I've been trying to tackle the following problem:
Let $\alpha$ denote a root of $p = x^3 - x - 4$ and let $K = \mathbb{Q}(\alpha)$. Find the ring of integers of $K$, and show that $K$ has class number $1$.

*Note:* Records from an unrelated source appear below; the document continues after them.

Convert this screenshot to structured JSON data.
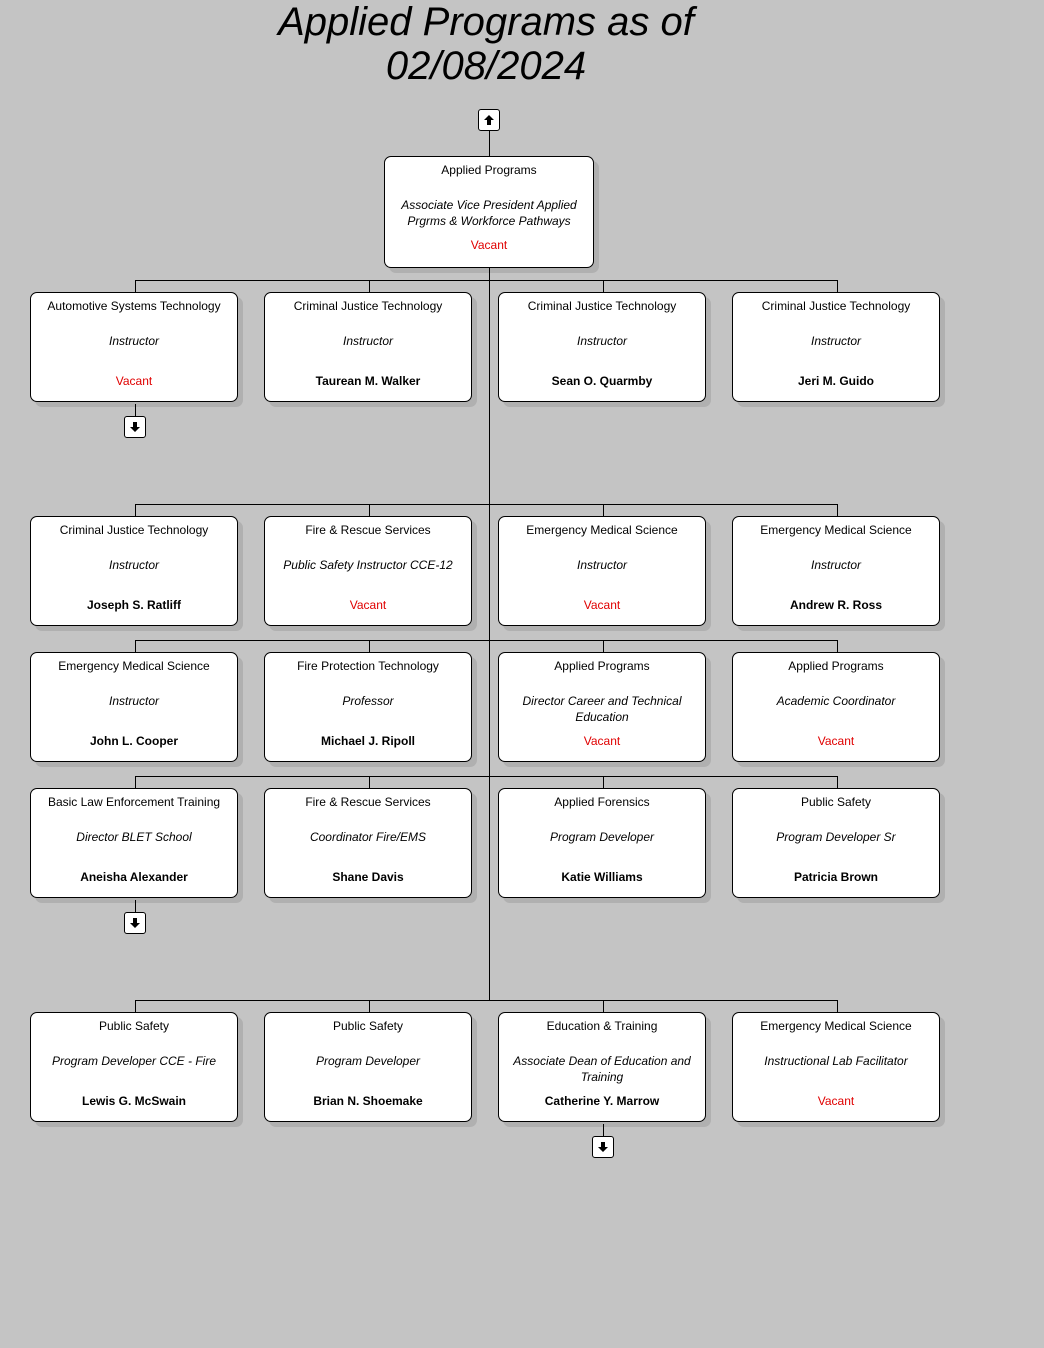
{
  "chart": {
    "title_line1": "Applied Programs as of",
    "title_line2": "02/08/2024",
    "vacant_color": "#e00000",
    "root": {
      "department": "Applied Programs",
      "role": "Associate Vice President Applied Prgrms & Workforce Pathways",
      "name": "Vacant",
      "vacant": true,
      "expand_up_icon": "arrow-up-icon"
    },
    "rows": [
      [
        {
          "department": "Automotive Systems Technology",
          "role": "Instructor",
          "name": "Vacant",
          "vacant": true,
          "has_children": true
        },
        {
          "department": "Criminal Justice Technology",
          "role": "Instructor",
          "name": "Taurean M. Walker",
          "vacant": false,
          "has_children": false
        },
        {
          "department": "Criminal Justice Technology",
          "role": "Instructor",
          "name": "Sean O. Quarmby",
          "vacant": false,
          "has_children": false
        },
        {
          "department": "Criminal Justice Technology",
          "role": "Instructor",
          "name": "Jeri M. Guido",
          "vacant": false,
          "has_children": false
        }
      ],
      [
        {
          "department": "Criminal Justice Technology",
          "role": "Instructor",
          "name": "Joseph S. Ratliff",
          "vacant": false,
          "has_children": false
        },
        {
          "department": "Fire & Rescue Services",
          "role": "Public Safety Instructor CCE-12",
          "name": "Vacant",
          "vacant": true,
          "has_children": false
        },
        {
          "department": "Emergency Medical Science",
          "role": "Instructor",
          "name": "Vacant",
          "vacant": true,
          "has_children": false
        },
        {
          "department": "Emergency Medical Science",
          "role": "Instructor",
          "name": "Andrew R. Ross",
          "vacant": false,
          "has_children": false
        }
      ],
      [
        {
          "department": "Emergency Medical Science",
          "role": "Instructor",
          "name": "John L. Cooper",
          "vacant": false,
          "has_children": false
        },
        {
          "department": "Fire Protection Technology",
          "role": "Professor",
          "name": "Michael J. Ripoll",
          "vacant": false,
          "has_children": false
        },
        {
          "department": "Applied Programs",
          "role": "Director Career and Technical Education",
          "name": "Vacant",
          "vacant": true,
          "has_children": false
        },
        {
          "department": "Applied Programs",
          "role": "Academic Coordinator",
          "name": "Vacant",
          "vacant": true,
          "has_children": false
        }
      ],
      [
        {
          "department": "Basic Law Enforcement Training",
          "role": "Director BLET School",
          "name": "Aneisha Alexander",
          "vacant": false,
          "has_children": true
        },
        {
          "department": "Fire & Rescue Services",
          "role": "Coordinator Fire/EMS",
          "name": "Shane Davis",
          "vacant": false,
          "has_children": false
        },
        {
          "department": "Applied Forensics",
          "role": "Program Developer",
          "name": "Katie Williams",
          "vacant": false,
          "has_children": false
        },
        {
          "department": "Public Safety",
          "role": "Program Developer Sr",
          "name": "Patricia Brown",
          "vacant": false,
          "has_children": false
        }
      ],
      [
        {
          "department": "Public Safety",
          "role": "Program Developer CCE - Fire",
          "name": "Lewis G. McSwain",
          "vacant": false,
          "has_children": false
        },
        {
          "department": "Public Safety",
          "role": "Program Developer",
          "name": "Brian N. Shoemake",
          "vacant": false,
          "has_children": false
        },
        {
          "department": "Education & Training",
          "role": "Associate Dean of Education and Training",
          "name": "Catherine Y. Marrow",
          "vacant": false,
          "has_children": true
        },
        {
          "department": "Emergency Medical Science",
          "role": "Instructional Lab Facilitator",
          "name": "Vacant",
          "vacant": true,
          "has_children": false
        }
      ]
    ]
  }
}
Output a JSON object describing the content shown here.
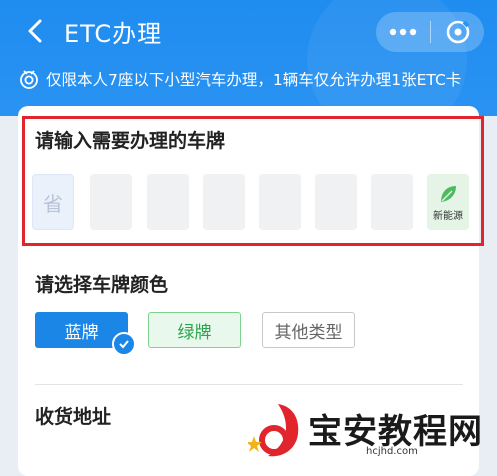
{
  "header": {
    "title": "ETC办理",
    "back_icon": "chevron-left-icon",
    "more_icon": "more-dots-icon",
    "close_icon": "target-close-icon",
    "background": "#2a93f2"
  },
  "notice": {
    "icon": "bell-icon",
    "text": "仅限本人7座以下小型汽车办理，1辆车仅允许办理1张ETC卡"
  },
  "plate": {
    "heading": "请输入需要办理的车牌",
    "province_placeholder": "省",
    "new_energy_label": "新能源",
    "new_energy_icon": "leaf-icon",
    "highlight_color": "#e2242f"
  },
  "plate_color": {
    "heading": "请选择车牌颜色",
    "options": [
      {
        "label": "蓝牌",
        "selected": true,
        "color": "#1b86e6"
      },
      {
        "label": "绿牌",
        "selected": false,
        "color": "#2aa44a"
      },
      {
        "label": "其他类型",
        "selected": false,
        "color": "#666666"
      }
    ]
  },
  "delivery": {
    "heading": "收货地址"
  },
  "watermark": {
    "text": "宝安教程网",
    "url": "hcjhd.com"
  }
}
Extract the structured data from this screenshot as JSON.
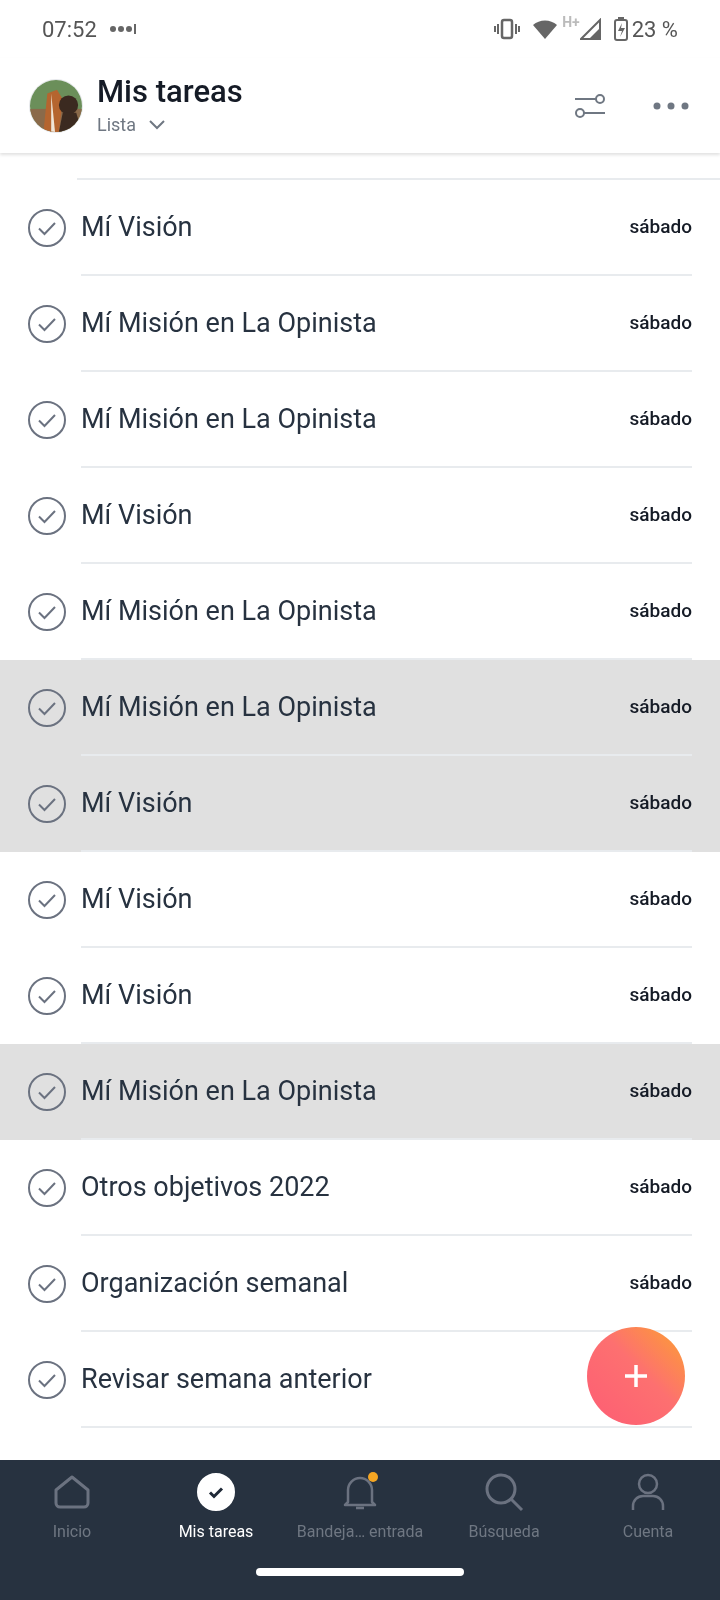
{
  "status_bar": {
    "time": "07:52",
    "network": "H+",
    "battery": "23 %"
  },
  "header": {
    "title": "Mis tareas",
    "view": "Lista"
  },
  "tasks": [
    {
      "title": "Mí Visión",
      "date": "sábado",
      "selected": false
    },
    {
      "title": "Mí Misión en La Opinista",
      "date": "sábado",
      "selected": false
    },
    {
      "title": "Mí Misión en La Opinista",
      "date": "sábado",
      "selected": false
    },
    {
      "title": "Mí Visión",
      "date": "sábado",
      "selected": false
    },
    {
      "title": "Mí Misión en La Opinista",
      "date": "sábado",
      "selected": false
    },
    {
      "title": "Mí Misión en La Opinista",
      "date": "sábado",
      "selected": true
    },
    {
      "title": "Mí Visión",
      "date": "sábado",
      "selected": true
    },
    {
      "title": "Mí Visión",
      "date": "sábado",
      "selected": false
    },
    {
      "title": "Mí Visión",
      "date": "sábado",
      "selected": false
    },
    {
      "title": "Mí Misión en La Opinista",
      "date": "sábado",
      "selected": true
    },
    {
      "title": "Otros objetivos 2022",
      "date": "sábado",
      "selected": false
    },
    {
      "title": "Organización semanal",
      "date": "sábado",
      "selected": false
    },
    {
      "title": "Revisar semana anterior",
      "selected": false
    }
  ],
  "bottom_nav": [
    {
      "kind": "home",
      "label": "Inicio",
      "selected": false,
      "badge": false
    },
    {
      "kind": "tasks",
      "label": "Mis tareas",
      "selected": true,
      "badge": false
    },
    {
      "kind": "inbox",
      "label": "Bandeja… entrada",
      "selected": false,
      "badge": true
    },
    {
      "kind": "search",
      "label": "Búsqueda",
      "selected": false,
      "badge": false
    },
    {
      "kind": "account",
      "label": "Cuenta",
      "selected": false,
      "badge": false
    }
  ]
}
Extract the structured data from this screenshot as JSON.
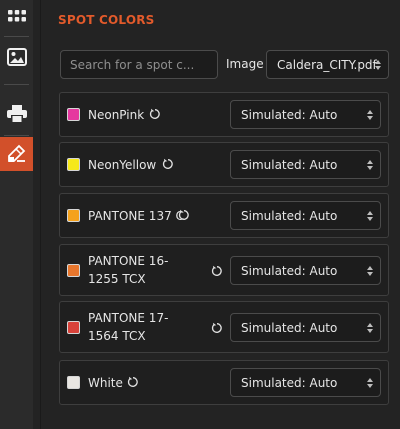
{
  "header": {
    "title": "SPOT COLORS"
  },
  "search": {
    "placeholder": "Search for a spot c..."
  },
  "image": {
    "label": "Image",
    "selected": "Caldera_CITY.pdf"
  },
  "colors": [
    {
      "name": "NeonPink",
      "swatch": "#e5389f",
      "mode": "Simulated: Auto"
    },
    {
      "name": "NeonYellow",
      "swatch": "#f6e81a",
      "mode": "Simulated: Auto"
    },
    {
      "name": "PANTONE 137 C",
      "swatch": "#f5a21c",
      "mode": "Simulated: Auto"
    },
    {
      "name": "PANTONE 16-1255 TCX",
      "swatch": "#e8762c",
      "mode": "Simulated: Auto"
    },
    {
      "name": "PANTONE 17-1564 TCX",
      "swatch": "#d8423a",
      "mode": "Simulated: Auto"
    },
    {
      "name": "White",
      "swatch": "#e9e6e2",
      "mode": "Simulated: Auto"
    }
  ],
  "rail": {
    "items": [
      {
        "icon": "apps-grid-icon"
      },
      {
        "icon": "image-icon"
      },
      {
        "icon": "printer-icon"
      },
      {
        "icon": "spot-color-icon",
        "active": true
      }
    ],
    "accent": "#d2502a"
  }
}
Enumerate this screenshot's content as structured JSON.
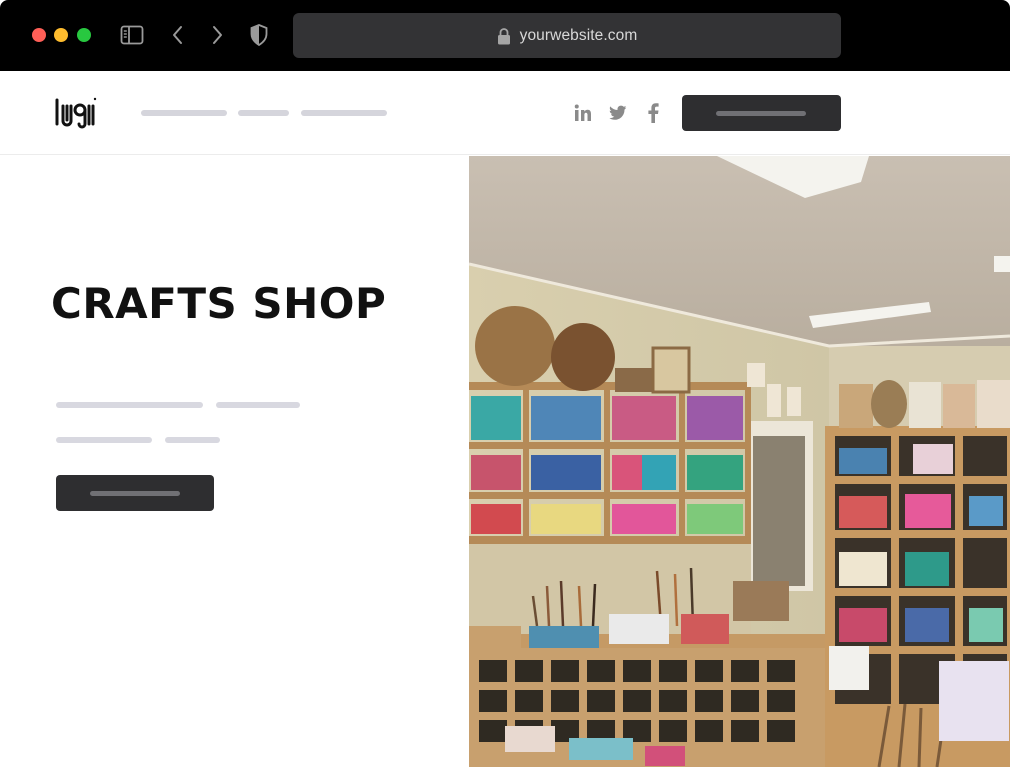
{
  "browser": {
    "url": "yourwebsite.com",
    "icons": [
      "close-dot",
      "minimize-dot",
      "maximize-dot",
      "sidebar-icon",
      "back-icon",
      "forward-icon",
      "shield-icon",
      "lock-icon"
    ]
  },
  "header": {
    "logo_text": "LOGO",
    "nav_links": [
      "placeholder-link",
      "placeholder-link",
      "placeholder-link"
    ],
    "social_icons": [
      "linkedin-icon",
      "twitter-icon",
      "facebook-icon"
    ]
  },
  "hero": {
    "title": "CRAFTS SHOP",
    "image": "crafts-shop-interior-photo"
  },
  "colors": {
    "chrome_bg": "#000000",
    "address_bg": "#333335",
    "button_bg": "#2e2e30",
    "placeholder_line": "#d8d8e0",
    "title": "#111111"
  }
}
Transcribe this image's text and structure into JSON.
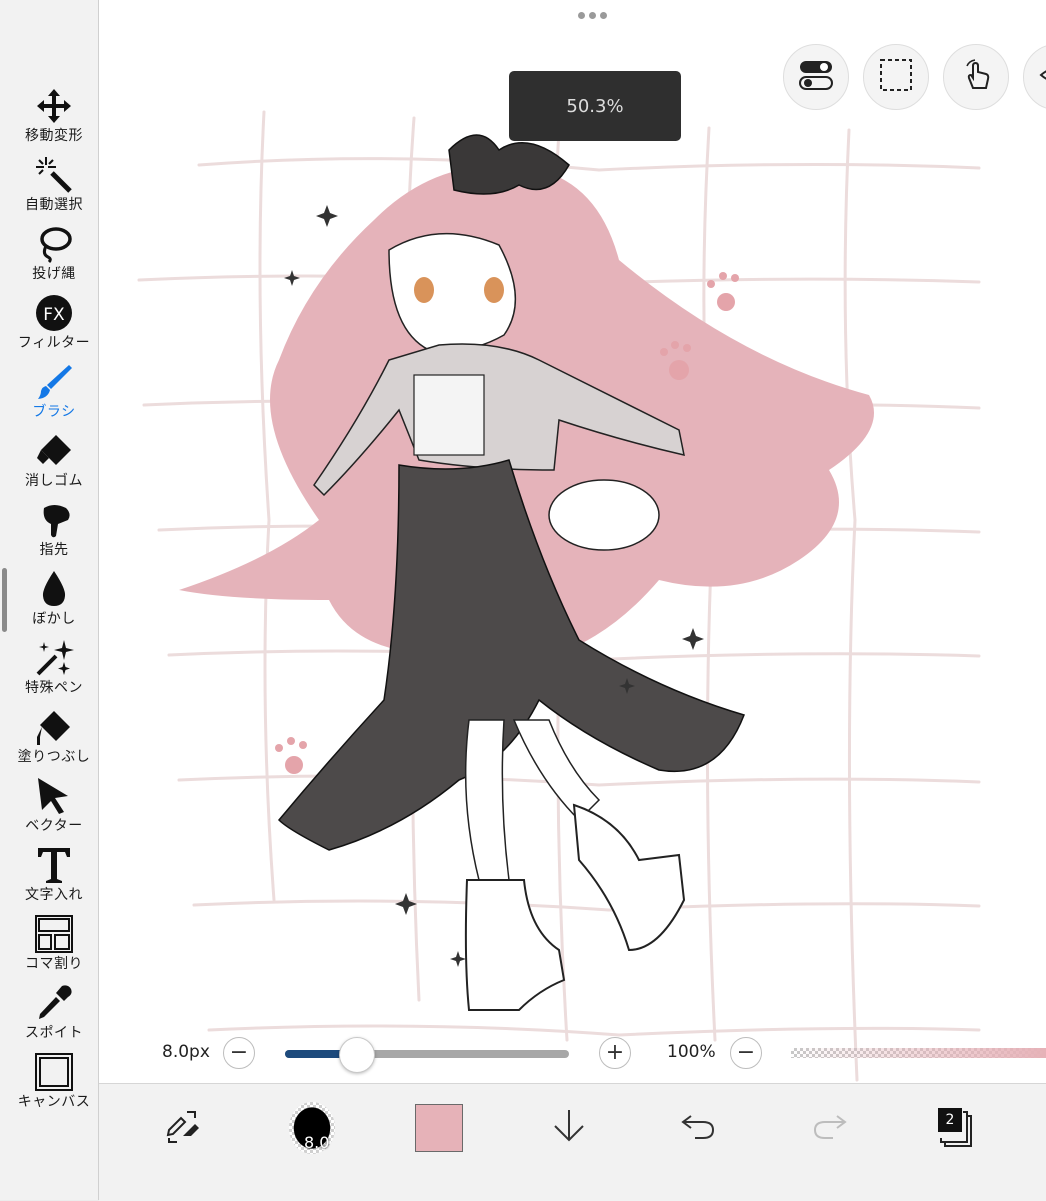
{
  "colors": {
    "accent": "#1478e6",
    "selected_color": "#e6b2b8",
    "slider_fill": "#1d4a7c",
    "zoom_popup_bg": "#2f2f2f"
  },
  "toolbar": {
    "tools": [
      {
        "label": "移動変形",
        "icon": "move-icon"
      },
      {
        "label": "自動選択",
        "icon": "magic-wand-icon"
      },
      {
        "label": "投げ縄",
        "icon": "lasso-icon"
      },
      {
        "label": "フィルター",
        "icon": "fx-icon"
      },
      {
        "label": "ブラシ",
        "icon": "brush-icon",
        "active": true
      },
      {
        "label": "消しゴム",
        "icon": "eraser-icon"
      },
      {
        "label": "指先",
        "icon": "finger-smudge-icon"
      },
      {
        "label": "ぼかし",
        "icon": "blur-drop-icon"
      },
      {
        "label": "特殊ペン",
        "icon": "sparkle-pen-icon"
      },
      {
        "label": "塗りつぶし",
        "icon": "bucket-fill-icon"
      },
      {
        "label": "ベクター",
        "icon": "vector-cursor-icon"
      },
      {
        "label": "文字入れ",
        "icon": "text-icon"
      },
      {
        "label": "コマ割り",
        "icon": "frame-divider-icon"
      },
      {
        "label": "スポイト",
        "icon": "eyedropper-icon"
      },
      {
        "label": "キャンバス",
        "icon": "canvas-icon"
      }
    ],
    "fx_text": "FX"
  },
  "canvas": {
    "zoom_popup": "50.3%",
    "quick_buttons": [
      "toggle-icon",
      "selection-rect-icon",
      "touch-gesture-icon",
      "eye-icon"
    ]
  },
  "brush_slider": {
    "size_label": "8.0px",
    "minus": "−",
    "plus": "+",
    "size_fraction": 0.25,
    "opacity_label": "100%",
    "opacity_minus": "−"
  },
  "bottom_bar": {
    "brush_size_text": "8.0",
    "layer_count": "2",
    "items": [
      "swap-color-icon",
      "brush-preview",
      "color-swatch",
      "download-arrow-icon",
      "undo-icon",
      "redo-icon",
      "layers-icon"
    ]
  }
}
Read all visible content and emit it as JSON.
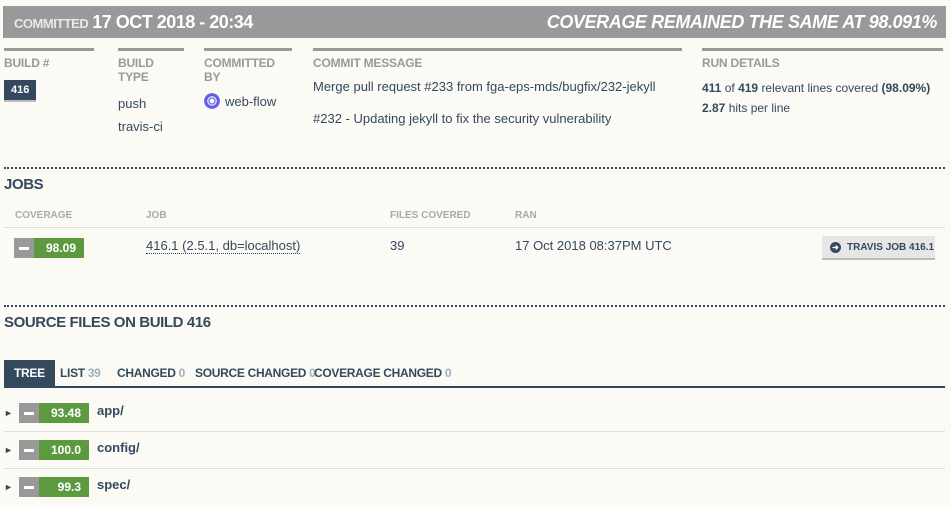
{
  "header": {
    "committed_label": "COMMITTED",
    "committed_date": "17 OCT 2018 - 20:34",
    "coverage_status": "COVERAGE REMAINED THE SAME AT 98.091%"
  },
  "summary": {
    "build": {
      "label": "BUILD #",
      "value": "416"
    },
    "build_type": {
      "label": "BUILD TYPE",
      "values": [
        "push",
        "travis-ci"
      ]
    },
    "committed_by": {
      "label": "COMMITTED BY",
      "user": "web-flow"
    },
    "commit_message": {
      "label": "COMMIT MESSAGE",
      "line1": "Merge pull request #233 from fga-eps-mds/bugfix/232-jekyll",
      "line2": "#232 - Updating jekyll to fix the security vulnerability"
    },
    "run_details": {
      "label": "RUN DETAILS",
      "covered": "411",
      "of": "of",
      "total": "419",
      "lines_text": "relevant lines covered",
      "percent": "(98.09%)",
      "hits": "2.87",
      "hits_text": "hits per line"
    }
  },
  "jobs": {
    "title": "JOBS",
    "columns": [
      "COVERAGE",
      "JOB",
      "FILES COVERED",
      "RAN"
    ],
    "rows": [
      {
        "coverage": "98.09",
        "job": "416.1 (2.5.1, db=localhost)",
        "files_covered": "39",
        "ran": "17 Oct 2018 08:37PM UTC",
        "button": "TRAVIS JOB 416.1"
      }
    ]
  },
  "source_files": {
    "title": "SOURCE FILES ON BUILD 416",
    "tabs": [
      {
        "label": "TREE",
        "count": ""
      },
      {
        "label": "LIST",
        "count": "39"
      },
      {
        "label": "CHANGED",
        "count": "0"
      },
      {
        "label": "SOURCE CHANGED",
        "count": "0"
      },
      {
        "label": "COVERAGE CHANGED",
        "count": "0"
      }
    ],
    "tree": [
      {
        "coverage": "93.48",
        "name": "app/"
      },
      {
        "coverage": "100.0",
        "name": "config/"
      },
      {
        "coverage": "99.3",
        "name": "spec/"
      }
    ]
  },
  "colors": {
    "dark": "#34495e",
    "green": "#5d9a3f",
    "grey": "#999999"
  }
}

I already proved that $\{1, \alpha, (\alpha + \alpha^2)/2\}$ is a $\mathbb{Z}$-basis; however, I do not know how to show that the ring of integers of $K$ is precisely $\mathbb{Z}[(\alpha + \alpha^2)/2]$. It is clear that $\mathbb{Z}[(\alpha + \alpha^2)/2]$ is a subring of the ring of integers, but why is the whole thing, i.e., how can we generate $\alpha$ as a $\mathbb{Z}$-linear combination of $(\alpha + \alpha^2)/2$ and its different powers?
Let $\beta=\frac12(\alpha+\alpha^2)$. Then $$\beta^2=\frac{\alpha^2+2\alpha^3+\alpha^4}4 =\frac{\alpha^2+(2+\alpha)(4+\alpha)}4 =2+\frac{3\alpha+\alpha^2}2=2+\alpha+\beta$$ so $$\alpha=\beta^2-\beta-2.$$